Yogyakarta, Gatra.com – Para pakar mitigasi bencana memandang bahwa edukasi dan sosialisasi mengenai status Gunung Merapi terbaru akan lebih memberi dampak jika menyasar kalangan wisatawan.
Meski berstatus waspada selama setahun, Gunung Merapi merupakan objek wisata unggulan Pemkab Sleman.
Hal ini mengemuka dalam diskusi bertajuk ‘Merawat Ketangguhan Warga Merapi’ di kantor Badan Penyelidikan dan Pengembangan Teknologi Kebencanaan Geologi (BPPTKG), Kota Yogyakarta, Selasa (21/5) petang.
“Sejak erupsi besar 2006 dan 2010, masyarakat di Sleman pada umumnya dan DIY pada khususnya telah menyadari bahaya erupsi Gunung Merapi,” kata pakar mitigasi Pusat Studi Manajemen Bencana Universitas Pembangunan Nasional "Veteran", Eko Teguh Paripurno.
Sebagai bentuk kewaspadaan, setiap desa di kawasan rawan bencana Gunung Merapi memiliki standard operating procedure (SOP) pada tiap status Merapi. Dengan begitu, warga bisa melakukan aktivitas keseharian secara normal.
Namun, kata Eko, hal itu tidak dimiliki wisatawan. Meskipun hanya berupa SOP, bekal ini penting bagi wisatawan untuk mengetahui apa yang harus dilakukan saat Merapi ditetapkan statusnya.
“Jangan sampai nanti saat Merapi meletus, warganya selamat namun wisatawan meninggal. Ini akan menjadi insiden buruk bagi industri pariwisata DIY,” katanya.
Dosen Fakultas Geologi UGM Agung Harijoko sependapat dengan Eko. Menurutnya, perkembangan teknologi saat ini lebih memudahkan sosialisasi ke pihak di luar Merapi.
“Dulu, karena keterbatasan akses informasi dan komunikasi, penetapan status Merapi masih menjadi perdebatan oleh masyarakat sendiri, bahkan dengan pemerintah,” katanya.
Namun sekarang, dengan peralatan canggih dan hasil pengamatan BPPTKG, kondisi Merapi bisa diketahui. Peningkatan status Merapi pun sewaktu-waktu dapat dipertanggungjawabkan dan bisa disebarkan secara luas dan cepat.

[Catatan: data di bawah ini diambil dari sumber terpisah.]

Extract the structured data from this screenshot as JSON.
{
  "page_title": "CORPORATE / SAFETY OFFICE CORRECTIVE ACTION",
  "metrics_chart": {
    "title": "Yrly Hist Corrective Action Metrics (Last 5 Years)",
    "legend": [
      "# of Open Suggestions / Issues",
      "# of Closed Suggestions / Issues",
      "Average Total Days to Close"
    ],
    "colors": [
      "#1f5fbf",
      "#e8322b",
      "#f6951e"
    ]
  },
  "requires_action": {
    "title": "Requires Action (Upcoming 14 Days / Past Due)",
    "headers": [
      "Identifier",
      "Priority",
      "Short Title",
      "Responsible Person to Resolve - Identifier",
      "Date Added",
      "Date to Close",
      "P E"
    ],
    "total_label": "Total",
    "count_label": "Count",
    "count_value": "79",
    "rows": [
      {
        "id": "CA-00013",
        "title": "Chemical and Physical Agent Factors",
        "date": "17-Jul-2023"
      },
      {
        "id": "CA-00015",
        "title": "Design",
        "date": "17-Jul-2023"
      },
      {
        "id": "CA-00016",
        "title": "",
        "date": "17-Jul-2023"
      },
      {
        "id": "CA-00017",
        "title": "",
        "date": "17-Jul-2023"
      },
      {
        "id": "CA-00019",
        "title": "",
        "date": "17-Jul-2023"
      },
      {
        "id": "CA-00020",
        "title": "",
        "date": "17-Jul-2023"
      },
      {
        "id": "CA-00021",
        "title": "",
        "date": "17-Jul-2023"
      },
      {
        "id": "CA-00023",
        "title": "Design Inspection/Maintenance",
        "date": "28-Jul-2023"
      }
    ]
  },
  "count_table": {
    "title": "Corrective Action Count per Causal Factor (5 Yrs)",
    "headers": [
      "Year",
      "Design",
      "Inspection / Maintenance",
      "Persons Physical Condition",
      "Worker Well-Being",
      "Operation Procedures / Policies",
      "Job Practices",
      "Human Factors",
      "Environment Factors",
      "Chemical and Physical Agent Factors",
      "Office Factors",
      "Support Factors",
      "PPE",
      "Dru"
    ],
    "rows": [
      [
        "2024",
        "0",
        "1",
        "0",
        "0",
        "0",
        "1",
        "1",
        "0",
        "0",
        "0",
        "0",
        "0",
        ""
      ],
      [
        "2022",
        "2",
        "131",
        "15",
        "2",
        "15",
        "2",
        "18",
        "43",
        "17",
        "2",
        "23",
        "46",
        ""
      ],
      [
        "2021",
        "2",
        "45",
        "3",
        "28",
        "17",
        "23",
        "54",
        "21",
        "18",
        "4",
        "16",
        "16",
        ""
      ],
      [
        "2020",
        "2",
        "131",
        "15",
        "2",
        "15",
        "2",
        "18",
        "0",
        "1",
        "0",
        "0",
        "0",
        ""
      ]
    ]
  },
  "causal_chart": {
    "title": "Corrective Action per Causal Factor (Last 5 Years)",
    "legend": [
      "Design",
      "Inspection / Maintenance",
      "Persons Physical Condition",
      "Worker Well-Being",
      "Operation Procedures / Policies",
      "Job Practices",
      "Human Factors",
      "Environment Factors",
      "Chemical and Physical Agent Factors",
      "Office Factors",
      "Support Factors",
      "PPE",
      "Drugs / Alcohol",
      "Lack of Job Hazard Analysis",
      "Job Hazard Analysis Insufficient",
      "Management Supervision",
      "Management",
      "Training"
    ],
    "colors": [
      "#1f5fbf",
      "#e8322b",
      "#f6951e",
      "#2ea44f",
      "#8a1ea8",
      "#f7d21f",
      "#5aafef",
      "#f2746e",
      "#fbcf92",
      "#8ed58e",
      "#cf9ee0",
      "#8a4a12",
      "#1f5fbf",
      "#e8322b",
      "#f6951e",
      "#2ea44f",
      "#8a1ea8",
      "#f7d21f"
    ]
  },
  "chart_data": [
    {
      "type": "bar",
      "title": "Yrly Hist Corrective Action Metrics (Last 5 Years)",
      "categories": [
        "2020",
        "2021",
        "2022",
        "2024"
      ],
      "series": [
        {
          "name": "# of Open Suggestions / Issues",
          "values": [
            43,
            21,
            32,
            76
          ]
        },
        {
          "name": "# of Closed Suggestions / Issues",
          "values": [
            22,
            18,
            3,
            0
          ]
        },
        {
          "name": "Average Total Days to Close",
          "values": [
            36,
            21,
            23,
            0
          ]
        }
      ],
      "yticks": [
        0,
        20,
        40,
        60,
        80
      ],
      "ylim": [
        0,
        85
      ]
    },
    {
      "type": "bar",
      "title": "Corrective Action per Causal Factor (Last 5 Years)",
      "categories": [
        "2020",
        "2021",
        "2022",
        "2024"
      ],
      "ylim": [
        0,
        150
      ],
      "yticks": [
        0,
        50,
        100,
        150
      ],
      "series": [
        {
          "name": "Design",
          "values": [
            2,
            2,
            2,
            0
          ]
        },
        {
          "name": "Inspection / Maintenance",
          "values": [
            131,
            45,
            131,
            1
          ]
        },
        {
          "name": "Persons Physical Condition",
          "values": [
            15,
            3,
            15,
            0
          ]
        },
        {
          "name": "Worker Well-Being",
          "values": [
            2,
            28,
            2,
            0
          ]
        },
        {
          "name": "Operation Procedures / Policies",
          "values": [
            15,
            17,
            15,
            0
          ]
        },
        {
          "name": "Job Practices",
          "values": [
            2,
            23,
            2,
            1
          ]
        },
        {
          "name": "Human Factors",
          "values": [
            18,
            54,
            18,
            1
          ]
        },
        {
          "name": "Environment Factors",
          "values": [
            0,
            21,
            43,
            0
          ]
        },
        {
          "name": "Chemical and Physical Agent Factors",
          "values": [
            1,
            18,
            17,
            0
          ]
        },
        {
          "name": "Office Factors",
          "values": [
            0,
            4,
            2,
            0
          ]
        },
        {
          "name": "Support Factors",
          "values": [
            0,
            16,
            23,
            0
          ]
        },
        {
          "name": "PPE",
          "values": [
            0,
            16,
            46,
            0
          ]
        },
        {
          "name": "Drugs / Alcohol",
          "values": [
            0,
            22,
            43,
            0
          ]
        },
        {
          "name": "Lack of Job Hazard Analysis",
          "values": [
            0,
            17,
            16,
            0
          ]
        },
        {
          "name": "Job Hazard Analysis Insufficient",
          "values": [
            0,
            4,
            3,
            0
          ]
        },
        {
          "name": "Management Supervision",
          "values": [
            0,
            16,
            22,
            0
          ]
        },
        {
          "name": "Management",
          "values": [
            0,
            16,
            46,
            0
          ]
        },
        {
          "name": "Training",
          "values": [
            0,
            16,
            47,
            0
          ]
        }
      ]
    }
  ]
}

Kepala Dinas Pariwisata Sleman Sudarningsih menyambut baik usulan dua akademisi itu. Pasalnya, kawasan Gunung Merapi sampai sekarang menjadi objek wisata unggulan Sleman setelah Candi Prambanan.
“Dari 7,2 juta wisatawan pada 2017, sebanyak 1 juta mengunjungi kawasan wisata lereng Merapi. Jumlah sumbangan wisatawan Merapi menurun di tahun lalu 25 persen meski total kunjungan naik menjadi 8,3 juta," ungkapnya.
Menurutnya, jumlah kunjungan Merapi turun bukan karena penerapan status waspada selama setahun ini. Namun karena tak adanya atraksi wisata pada malam hari.
Ia pun menyambut baik ide Kepala BPPTKG dan coba mewujudkan atraksi wisata malam hari berupa panorama lava pijar Merapi.